The second of these is character development, particularly of the protagonist, Jake Sully, a Marine. Though paralyzed from the waist down, Sully proves to be a complex and interesting man whose life takes on new meaning as he serves both the scientists and the Marines on Pandora. Again, as with a Miziyaki film, Sully's loyalties are tested and he ends up not quite the man he started.
Finally, the third premise is the Avatar. The planet is hostile to humans, who only venture out with big guns and face masks to protect them from the atmosphere. The scientists make use of Avatar bodies, genetically modified organisms that are part Pandora inhabitant, part human. The physical Avatar bodies are controlled in the safety of the bunker by their respective humans in much the same way a person may take on the persona of a character in an online mass multiplayer video game. When the human relinquishes control of his Avatar, the Avatar body goes limp and lifeless. I did spend a good chunk of the film wondering what would happen if someone's Avatar should die while they were in it.

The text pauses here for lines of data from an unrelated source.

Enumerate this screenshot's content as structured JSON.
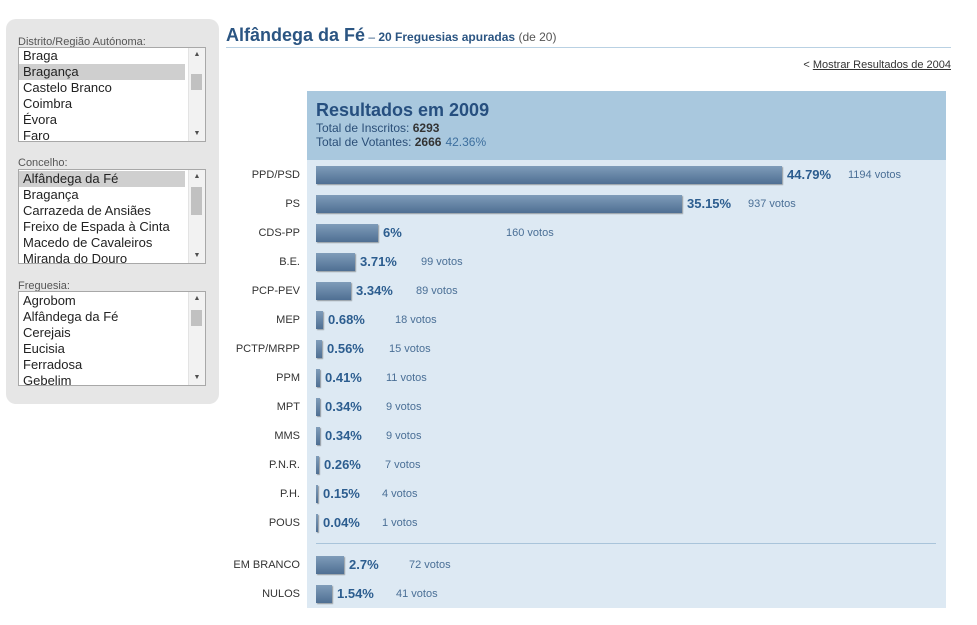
{
  "sidebar": {
    "distrito": {
      "label": "Distrito/Região Autónoma:",
      "items": [
        "Braga",
        "Bragança",
        "Castelo Branco",
        "Coimbra",
        "Évora",
        "Faro"
      ],
      "selected": 1
    },
    "concelho": {
      "label": "Concelho:",
      "items": [
        "Alfândega da Fé",
        "Bragança",
        "Carrazeda de Ansiães",
        "Freixo de Espada à Cinta",
        "Macedo de Cavaleiros",
        "Miranda do Douro"
      ],
      "selected": 0
    },
    "freguesia": {
      "label": "Freguesia:",
      "items": [
        "Agrobom",
        "Alfândega da Fé",
        "Cerejais",
        "Eucisia",
        "Ferradosa",
        "Gebelim"
      ],
      "selected": -1
    }
  },
  "header": {
    "title": "Alfândega da Fé",
    "dash": " – ",
    "sub_bold": "20 Freguesias apuradas",
    "sub_rest": " (de 20)",
    "prev_prefix": "< ",
    "prev_link": "Mostrar Resultados de 2004"
  },
  "results": {
    "title": "Resultados em 2009",
    "inscritos_label": "Total de Inscritos: ",
    "inscritos_value": "6293",
    "votantes_label": "Total de Votantes: ",
    "votantes_value": "2666",
    "votantes_pct": "42.36%"
  },
  "chart_data": {
    "type": "bar",
    "orientation": "horizontal",
    "title": "Resultados em 2009",
    "categories": [
      "PPD/PSD",
      "PS",
      "CDS-PP",
      "B.E.",
      "PCP-PEV",
      "MEP",
      "PCTP/MRPP",
      "PPM",
      "MPT",
      "MMS",
      "P.N.R.",
      "P.H.",
      "POUS"
    ],
    "values": [
      44.79,
      35.15,
      6,
      3.71,
      3.34,
      0.68,
      0.56,
      0.41,
      0.34,
      0.34,
      0.26,
      0.15,
      0.04
    ],
    "pct_labels": [
      "44.79%",
      "35.15%",
      "6%",
      "3.71%",
      "3.34%",
      "0.68%",
      "0.56%",
      "0.41%",
      "0.34%",
      "0.34%",
      "0.26%",
      "0.15%",
      "0.04%"
    ],
    "votes_labels": [
      "1194 votos",
      "937 votos",
      "160 votos",
      "99 votos",
      "89 votos",
      "18 votos",
      "15 votos",
      "11 votos",
      "9 votos",
      "9 votos",
      "7 votos",
      "4 votos",
      "1 votos"
    ],
    "extra": {
      "categories": [
        "EM BRANCO",
        "NULOS"
      ],
      "values": [
        2.7,
        1.54
      ],
      "pct_labels": [
        "2.7%",
        "1.54%"
      ],
      "votes_labels": [
        "72 votos",
        "41 votos"
      ]
    },
    "xlim": [
      0,
      100
    ]
  }
}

I shall say no more about the film except that it is moving, exciting, and works on many (but not all) levels. It is not an intellectual discourse, nor does it pretend to be. It deals with very basic aspects of human nature and covers territory many films have covered before. Yet, it has the magic and suspense that made other films like ET, STar WArs, and Lord of the Rings so enjoyable. This film, though, exceeds the others in that it looks so damned real. Maybe it is our video game culture that has conditioned us to accept virtual worlds, but this one goes beyond in every respect I could imagine. Even the technologically wizardry of the 3D, which didn't really mean all that much to me, but did add a layer of interest, was well done.